Adapter le conseil à l’aune des évolutions de société
La Commission européenne entend par ailleurs faire évoluer le conseil prodigué aux épargnants, et les adapter aux nouveaux modes de consommation. Ainsi, le texte dévoilé ambitionne « d’adapter les règles de distribution à l'ère numérique et aux préférences croissantes en matière de durabilité ». Toutefois, la Commission alerte sur « la nécessaire protection des épargnants contre le marketing trompeur ». Bruxelles souhaite ainsi que les intermédiaires soient tenus « pleinement responsables de l'utilisation de leur communication marketing, y compris lorsqu'elle est faite via les médias sociaux, ou par l'intermédiaire de célébrités ou d'autres tiers qu'ils rémunèrent ou encouragent ». Pour pouvoir concilier les impératifs, Bruxelles insiste sur l’exigence « de normes élevées en matière de qualifications professionnelles pour les conseillers financiers ».
Accroitre la transparence
La Commission mise également sur la transparence en matière de présentation des coûts pour une meilleure protection des épargnants. « Il est nécessaire d’accroitre la transparence et la comparabilité des coûts entre (les différents produits proposées), tout en ayant recours à une présentation standardisée des produits», souligne ainsi le texte.

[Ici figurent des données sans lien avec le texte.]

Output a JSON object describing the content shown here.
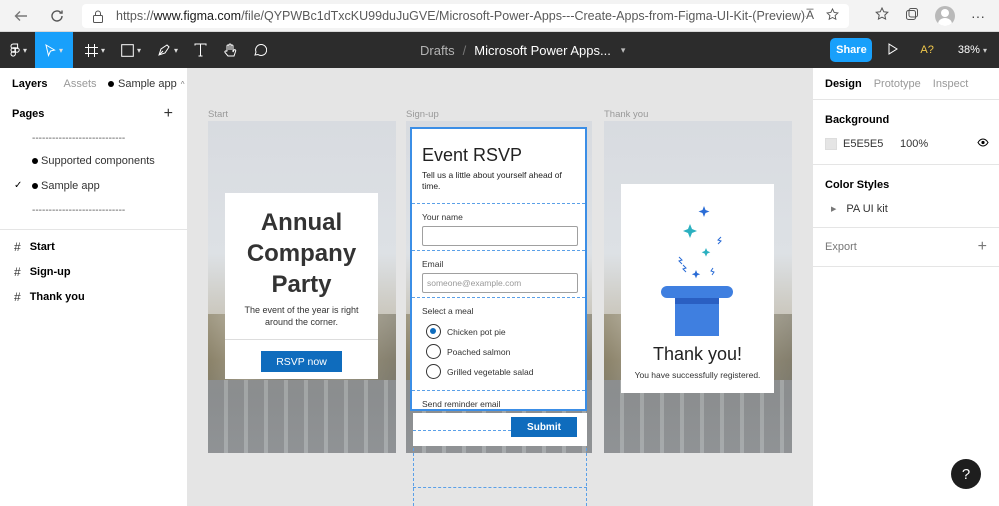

Bruxelles entend par ailleurs "réduire les charges administratives et améliorer l'accessibilité des produits aux investisseurs avertis", en rendant plus "proportionnés" les critères d'éligibilité pour devenir un investisseur professionnel.
Enfin, le texte souhaite «renforcer la coopération entre les différents superviseurs européens, afin de veiller à ce que les règles soient correctement et efficacement appliquées de manière cohérente dans l'ensemble de l'UE et de lutter conjointement contre la fraude et les mauvaises pratiques ».